Autonomy Pioneers Seek Regulated Rules For Testing Self-Driving Cars
General Motors, Toyota, and Lyft all seek standardized statutes for the technology -- and soon.
Leaders in driverless technologies GM, Toyota, and Lyft are pushing for the United States federal government to hop on board with their projects by setting up regulations so they can begin testing ASAP. Many of those involved with autonomous cars have faced problems with state governments (we're looking at you, California), making it difficult to gather data from real world situations. This proposal would help to propel self-driving efforts and put them on the fast track to reality, something that will benefit every party involved.
Representatives from these companies have been making some strong statements for the cause. They spoke at the US House Energy and Commerce Committee on Tuesday to make their intentions clear, showing how serious they really are. By involving the federal government in these decisions, it would rule out the middle-man of state governments in which case some have stricter regulations than other. Developing a standardized systems would simplify the process for testers, encouraging advancement of the technology.
GM Vice President of Global Strategy Michael Ableson said on Tuesday ""Self-driving cars won't drive while impaired by drugs or alcohol, they won't be distracted by a cell phone, they won't drive drowsy or recklessly, and their speed will be limited to that of the local laws and conditions ... for years, auto makers have committed our resources to protecting passengers when crashes do happen. Today, through the continuing development of technology, we have the further opportunity to avoid crashes altogether."

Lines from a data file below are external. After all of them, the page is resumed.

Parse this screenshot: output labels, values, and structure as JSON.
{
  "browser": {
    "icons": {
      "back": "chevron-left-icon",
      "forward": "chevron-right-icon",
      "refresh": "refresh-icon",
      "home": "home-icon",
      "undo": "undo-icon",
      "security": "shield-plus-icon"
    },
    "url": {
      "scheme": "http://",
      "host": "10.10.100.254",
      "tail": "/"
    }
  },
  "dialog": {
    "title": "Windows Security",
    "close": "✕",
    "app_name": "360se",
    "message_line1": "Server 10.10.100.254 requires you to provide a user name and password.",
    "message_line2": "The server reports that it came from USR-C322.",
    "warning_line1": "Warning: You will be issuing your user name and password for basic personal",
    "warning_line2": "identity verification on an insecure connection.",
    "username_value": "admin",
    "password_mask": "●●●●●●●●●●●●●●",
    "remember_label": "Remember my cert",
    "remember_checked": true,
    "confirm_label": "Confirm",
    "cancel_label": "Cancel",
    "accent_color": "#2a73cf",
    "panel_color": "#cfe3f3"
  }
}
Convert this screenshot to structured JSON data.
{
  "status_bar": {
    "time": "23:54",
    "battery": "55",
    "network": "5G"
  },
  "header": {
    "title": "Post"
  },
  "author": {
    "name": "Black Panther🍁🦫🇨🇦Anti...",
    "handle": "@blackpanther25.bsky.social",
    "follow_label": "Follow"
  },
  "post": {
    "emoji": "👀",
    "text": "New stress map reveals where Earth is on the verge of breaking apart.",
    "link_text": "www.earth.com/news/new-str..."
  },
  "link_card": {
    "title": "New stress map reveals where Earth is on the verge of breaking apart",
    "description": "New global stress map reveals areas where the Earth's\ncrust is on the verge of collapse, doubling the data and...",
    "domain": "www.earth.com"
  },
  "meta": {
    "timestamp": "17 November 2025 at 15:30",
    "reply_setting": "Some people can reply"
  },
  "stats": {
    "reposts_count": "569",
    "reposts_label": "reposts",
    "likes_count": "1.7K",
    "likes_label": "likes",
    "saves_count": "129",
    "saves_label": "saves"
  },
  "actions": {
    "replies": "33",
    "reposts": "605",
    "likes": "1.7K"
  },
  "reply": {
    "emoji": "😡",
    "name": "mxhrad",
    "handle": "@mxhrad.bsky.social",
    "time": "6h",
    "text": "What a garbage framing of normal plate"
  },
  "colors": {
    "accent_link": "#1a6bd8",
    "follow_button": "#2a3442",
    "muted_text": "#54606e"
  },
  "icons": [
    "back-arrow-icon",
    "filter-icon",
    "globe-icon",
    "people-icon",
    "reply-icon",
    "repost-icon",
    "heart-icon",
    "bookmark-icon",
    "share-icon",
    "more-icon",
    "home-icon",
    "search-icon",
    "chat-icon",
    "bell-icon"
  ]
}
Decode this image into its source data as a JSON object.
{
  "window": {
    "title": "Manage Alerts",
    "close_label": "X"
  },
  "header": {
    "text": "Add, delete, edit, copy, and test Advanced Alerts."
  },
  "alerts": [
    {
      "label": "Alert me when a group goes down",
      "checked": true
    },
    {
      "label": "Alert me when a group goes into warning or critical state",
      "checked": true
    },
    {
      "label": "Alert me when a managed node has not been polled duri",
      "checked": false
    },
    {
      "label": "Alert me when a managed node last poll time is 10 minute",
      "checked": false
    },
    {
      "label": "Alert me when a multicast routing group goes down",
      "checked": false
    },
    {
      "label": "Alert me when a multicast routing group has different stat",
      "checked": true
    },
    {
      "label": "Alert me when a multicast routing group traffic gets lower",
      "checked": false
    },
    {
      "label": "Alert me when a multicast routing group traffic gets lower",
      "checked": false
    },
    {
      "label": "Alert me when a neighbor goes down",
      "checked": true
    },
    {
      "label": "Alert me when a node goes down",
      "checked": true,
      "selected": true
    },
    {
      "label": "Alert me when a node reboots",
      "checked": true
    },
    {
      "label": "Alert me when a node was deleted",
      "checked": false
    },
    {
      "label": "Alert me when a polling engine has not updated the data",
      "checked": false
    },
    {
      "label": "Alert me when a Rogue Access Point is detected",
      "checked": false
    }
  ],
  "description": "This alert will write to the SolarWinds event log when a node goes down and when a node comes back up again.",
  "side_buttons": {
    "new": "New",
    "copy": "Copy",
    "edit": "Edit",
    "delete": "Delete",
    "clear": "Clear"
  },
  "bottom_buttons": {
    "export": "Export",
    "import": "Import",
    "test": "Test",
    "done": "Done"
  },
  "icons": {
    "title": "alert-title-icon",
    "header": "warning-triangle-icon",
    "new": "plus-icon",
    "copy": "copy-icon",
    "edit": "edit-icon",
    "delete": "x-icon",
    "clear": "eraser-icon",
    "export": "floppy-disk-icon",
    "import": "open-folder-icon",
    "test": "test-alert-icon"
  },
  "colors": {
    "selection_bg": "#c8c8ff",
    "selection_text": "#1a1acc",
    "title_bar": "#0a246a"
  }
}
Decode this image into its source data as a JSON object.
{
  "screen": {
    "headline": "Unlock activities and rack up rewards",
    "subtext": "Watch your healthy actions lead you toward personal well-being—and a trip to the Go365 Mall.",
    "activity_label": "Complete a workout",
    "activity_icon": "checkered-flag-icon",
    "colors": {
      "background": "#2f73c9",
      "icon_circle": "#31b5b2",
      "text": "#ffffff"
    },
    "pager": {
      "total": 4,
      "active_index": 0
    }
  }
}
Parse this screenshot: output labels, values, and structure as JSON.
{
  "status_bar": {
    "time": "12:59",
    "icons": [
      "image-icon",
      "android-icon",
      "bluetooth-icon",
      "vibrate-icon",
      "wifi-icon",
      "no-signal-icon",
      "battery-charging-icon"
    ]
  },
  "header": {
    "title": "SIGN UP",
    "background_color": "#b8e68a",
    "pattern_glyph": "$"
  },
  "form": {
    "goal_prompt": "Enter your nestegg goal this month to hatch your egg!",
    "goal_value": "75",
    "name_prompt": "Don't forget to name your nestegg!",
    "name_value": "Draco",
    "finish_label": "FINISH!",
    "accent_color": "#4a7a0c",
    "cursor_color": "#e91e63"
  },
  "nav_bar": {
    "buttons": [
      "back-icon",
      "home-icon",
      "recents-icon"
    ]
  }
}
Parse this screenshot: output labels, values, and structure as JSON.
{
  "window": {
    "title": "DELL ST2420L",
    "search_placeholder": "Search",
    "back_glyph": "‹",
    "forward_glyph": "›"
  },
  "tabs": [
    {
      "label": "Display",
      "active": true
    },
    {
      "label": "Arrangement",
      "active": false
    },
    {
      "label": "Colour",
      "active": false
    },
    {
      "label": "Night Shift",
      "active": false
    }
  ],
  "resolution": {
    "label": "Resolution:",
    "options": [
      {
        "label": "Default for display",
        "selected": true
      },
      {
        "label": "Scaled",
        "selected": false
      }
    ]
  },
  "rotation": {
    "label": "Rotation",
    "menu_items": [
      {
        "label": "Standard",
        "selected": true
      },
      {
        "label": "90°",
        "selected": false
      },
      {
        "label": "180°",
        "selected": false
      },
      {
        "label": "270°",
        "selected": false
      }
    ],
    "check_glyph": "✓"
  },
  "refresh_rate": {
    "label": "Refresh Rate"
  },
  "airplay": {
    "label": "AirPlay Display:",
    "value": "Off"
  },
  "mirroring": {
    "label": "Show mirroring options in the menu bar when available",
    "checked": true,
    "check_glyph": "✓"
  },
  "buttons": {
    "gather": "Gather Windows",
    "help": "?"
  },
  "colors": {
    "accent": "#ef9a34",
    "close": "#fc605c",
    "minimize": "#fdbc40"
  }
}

They've hit the nail on the head with the safety approach. Traffic-related fatalities were at an all-time high in 2016, something that safety organizations will surely want to avoid this year. The faster they can get safer, smarter autonomous cars on the road, the sooner they'll be able to reduce the number of accidents caused by human-error.
Surprisingly, we haven't seen Tesla, Uber, or Waymo join in on this faction. It would seem logical that three of the largest players in the autonomous category would collaborate in these attempts, but they've remained quiet so far. Regardless of their involvement, the movement would benefit them all significantly.